Havia o corredor de silêncio quando ela se vestia de palavras e caminhava, corria, caminhava, corria até que aos poucos, devagarinho, as luzes suspensas no tecto falso, ensurdeciam, enlouqueciam, e do vermelho abrupto sussurro das transversais linhas com poemas de areia, voavam, voavam até desaparecerem no final do corredor, a mulher, desesperava-se com a lentidão dos relógios e dos calendários, os dias tinham parado, e as horas e os minutos e os segundos,
Enlouqueciam como as lâmpadas de halogênio que vieram de regresso da plataforma número três com carris de xisto, socalcos mergulhavam na sombra do Douro, homens e mulheres, comendo sandes mal passadas, pedaços de pão, chouriço, e claro, vinho, com a água que Deus envia de vez em quando, e por incrível que pareça, misturam-se, abraçam-se
Como dois amantes, loucamente entrelaçados, sós, eles, tal com Deus os desenhou nas ardósias húmidas das tardes sem Primavera, lá dentro, o palheiro vazio, uma cama nua e despida de preconceito, mistura-se-lhe nas pequenas mãos de linho, o algodão transpira na camisa adquirida num estilista famoso que o cigano André vendia a cinco Euros, e num dos cantos do palheiro, pequenas palhinhas de desejo a iluminarem os espaço prestes a ser inaugurado entre dois sexos vazios, dois sexos que partilham cada milímetro de sombra que desce do tecto com ripas de madeira, eles amam-se e misturam-se-lhe das grandes asas do ciúme
Adeus meu querido,
Amo-te,
E havia o corredor, sem portas nem janelas, apenas com um tecto falso, baixo, a luz fingia-se viva quando todos sabíamos que as lâmpadas de halogênio estavam mortas, como mortas estavam as frases inscritas nas paredes de gesso, e havia
Alegria muita alegria, felizes todas e elas, felizes as flores e eles, felizes, felizes, não felizes,
Aposto tudo em
Não felizes,
Mais ninguém aposta? Vou lançar os dados, e...
Ganhou
Ganhei, ganhei, não felizes, palpitava-me, sabia-o como sempre soube desde que nasceu este pequeno monstro com braços de aços e esqueleto laminado a frio de uma liga de carbono e ferro, e às vezes, uma pequeno dor de coluna, que quando saia de casa e se queixava, ouvia a dona Amélia
Ai vizinho, esse chiadouro nas cruzes, até parecem dobradiças com insónias,
E
Não
Eram,
Qual insónia?
Sabes, meu querido?
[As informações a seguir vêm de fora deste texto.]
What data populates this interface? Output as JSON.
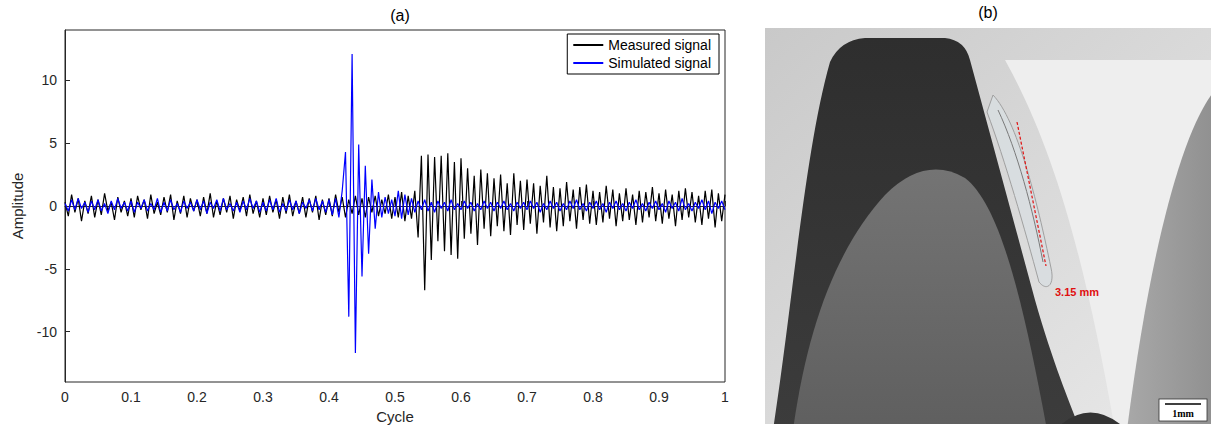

Não, como posso saber se não me disseste o que era,
Medo,
Tens medo, medo de quê?
Do amor, da paixão, e das loucas gaivotas quando devoram o mar durante a noite, enquanto dormimos, desculpa, enquanto eu durmo, tu nunca dormes, porque tu não existes, porque tu,
Sou um corredor do corredor de silêncio quando ela se vestia de palavras e caminhava, corria, caminhava, corria até que aos poucos, devagarinho, as luzes suspensas no tecto falso, ensurdeciam, enlouqueciam, e do vermelho abrupto sussurro das transversais linhas com poemas de areia, voavam, voavam até desaparecerem no final do corredor, a mulher, desesperava-se com a lentidão dos relógios e dos calendários, os dias tinham parado, e as horas e os minutos e os segundos, e eu, e ele, e todos os nossos móveis deixavam de fazer sentido, pareciam velhos, e não o eram, pareciam vermelhos, e eram azuis, tinham o Céu desenhado com estrelas de chumbo, e não tinham nada, afinal não era o Céu, nem as estrelas, nem o chumbo, apenas a humidade no tecto devido às infiltrações do vizinho de cima, por baixo de nós vivia um casal de submarinos, também eles, velhos e sós, também eles, estátuas onde pássaros mal educados cagavam sobre as deles pobres cabeças de bronze
Nunca quis ser estátua,
Nem altar onde se ajoelhassem mulheres a rezarem, a pedirem-me coisas, e pergunto-me
O que teria um desgraçado de um desempregado para oferecer?
Por favor
Procurar outro santo,
Porque eu,
Desisto,
Porque eu
Não estou disponível para negociações, porque eu
Nada
Nunca,
Porque meu querido
AL Berto
E companhia limitada,
Se o Pacheco estivesse vivo
Di-lo-ia
Amigos, estamos todos fodidos e mal pagos.